Phishing Attack Compromises Tax Records of 100,000 Individuals

The HM Revenue & Customs (HMRC) reported a significant phishing incident resulting in the breach of tax accounts, leading to a loss of £47 million to organized crime. Details of the fraud were disclosed during a session with the Treasury committee.

Two high-ranking officials from HMRC informed Members of Parliament that approximately 100,000 individuals have either been contacted or are in the process of being notified following the lockdown of their PAYE accounts. This breach originated last year.

Angela MacDonald, deputy chief executive of HMRC, stated that criminals attempted to steal identity information to impersonate taxpayers, successfully extracting £47 million in the process.
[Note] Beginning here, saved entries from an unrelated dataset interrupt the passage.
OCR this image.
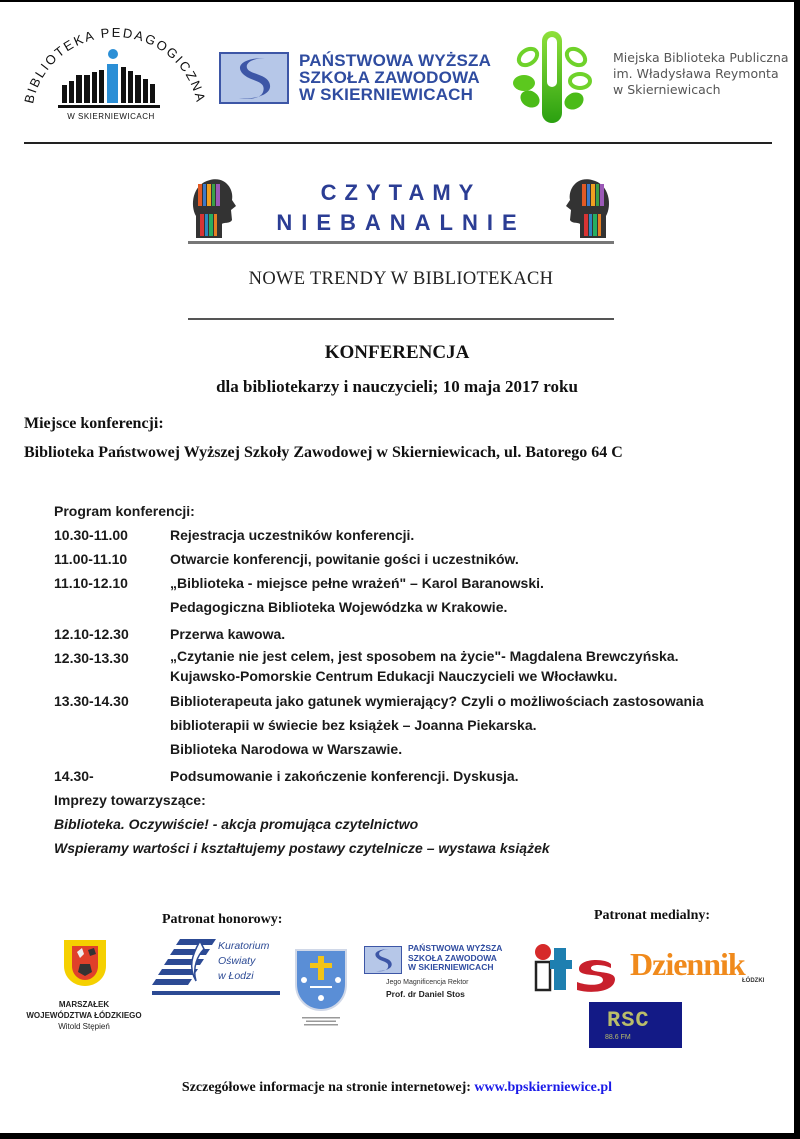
BIBLIOTEKA PEDAGOGICZNA
W SKIERNIEWICACH
PAŃSTWOWA WYŻSZA
SZKOŁA ZAWODOWA
W SKIERNIEWICACH
Miejska Biblioteka Publiczna
im. Władysława Reymonta
w Skierniewicach
CZYTAMY
NIEBANALNIE
NOWE TRENDY W BIBLIOTEKACH
KONFERENCJA
dla bibliotekarzy i nauczycieli; 10 maja 2017 roku
Miejsce konferencji:
Biblioteka Państwowej Wyższej Szkoły Zawodowej w Skierniewicach, ul. Batorego 64 C
Program konferencji:
10.30-11.00	Rejestracja uczestników konferencji.
11.00-11.10	Otwarcie konferencji, powitanie gości i uczestników.
11.10-12.10	„Biblioteka - miejsce pełne wrażeń" – Karol Baranowski.
Pedagogiczna Biblioteka Wojewódzka w Krakowie.
12.10-12.30	Przerwa kawowa.
12.30-13.30	„Czytanie nie jest celem, jest sposobem na życie"- Magdalena Brewczyńska.
Kujawsko-Pomorskie Centrum Edukacji Nauczycieli we Włocławku.
13.30-14.30	Biblioterapeuta jako gatunek wymierający? Czyli o możliwościach zastosowania
biblioterapii w świecie bez książek – Joanna Piekarska.
Biblioteka Narodowa w Warszawie.
14.30-	Podsumowanie i zakończenie konferencji. Dyskusja.
Imprezy towarzyszące:
Biblioteka. Oczywiście! - akcja promująca czytelnictwo
Wspieramy wartości i kształtujemy postawy czytelnicze – wystawa książek
Patronat honorowy:	Patronat medialny:
MARSZAŁEK
WOJEWÓDZTWA ŁÓDZKIEGO
Witold Stępień
Kuratorium
Oświaty
w Łodzi
PAŃSTWOWA WYŻSZA
SZKOŁA ZAWODOWA
W SKIERNIEWICACH
Jego Magnificencja Rektor
Prof. dr Daniel Stos
Dziennik
ŁÓDZKI
RSC
88.6 FM
Szczegółowe informacje na stronie internetowej: www.bpskierniewice.pl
John-Paul Marks, HMRC’s chief executive, assured that the affected taxpayers would incur “no financial loss.”

Marks elaborated: “About 0.2 percent of the PAYE population, around 100,000 people, are being notified that we observed suspicious activity on their PAYE account.”

When inquired whether the notifications pertained to individuals rather than businesses, he confirmed, “That’s correct, individuals. To clarify, those individuals will not experience any financial loss. This incident involved organized crime engaging in phishing to obtain identity data from HMRC systems and subsequently attempting to create PAYE accounts for illicit repayments or accessing existing accounts.”

Dame Meg Hillier, chair of the committee, expressed dissatisfaction that the matter had come to light through an announcement made during the session, rather than being proactively communicated to the committee.

A thorough investigation conducted last year, which included international jurisdictions, has led to “some arrests” related to the incident, according to Marks.

MacDonald added that the criminals have thus far obtained £47 million, describing the amount as “substantial” and “very unacceptable.”

“Overall, last tax year, we successfully safeguarded £1.9 billion from various attacks aimed at the HMRC,” she noted.

MacDonald emphasized that this incident did not classify as a cyberattack, clarifying that there was no hacking or data extraction from their systems.

She further detailed that a cyberattack involves intruders successfully breaking into systems to extract data or hold them for ransom, which was not the case here.

To mitigate further unauthorized access, HMRC promptly locked down the impacted accounts and removed login details. Those affected will receive correspondence from HMRC in the coming three weeks.

The HMRC stated: “We’ve taken action to safeguard customers after discovering attempts to access a very small number of tax accounts. We are collaborating with law enforcement agencies both in the UK and abroad to pursue those responsible for this crime.

“This incident does not constitute a cyberattack, as it involves criminals utilizing personal information from phishing scams or other sources to claim funds from HMRC. We are reassuring affected customers that their accounts are secured, and they have not suffered any financial loss.”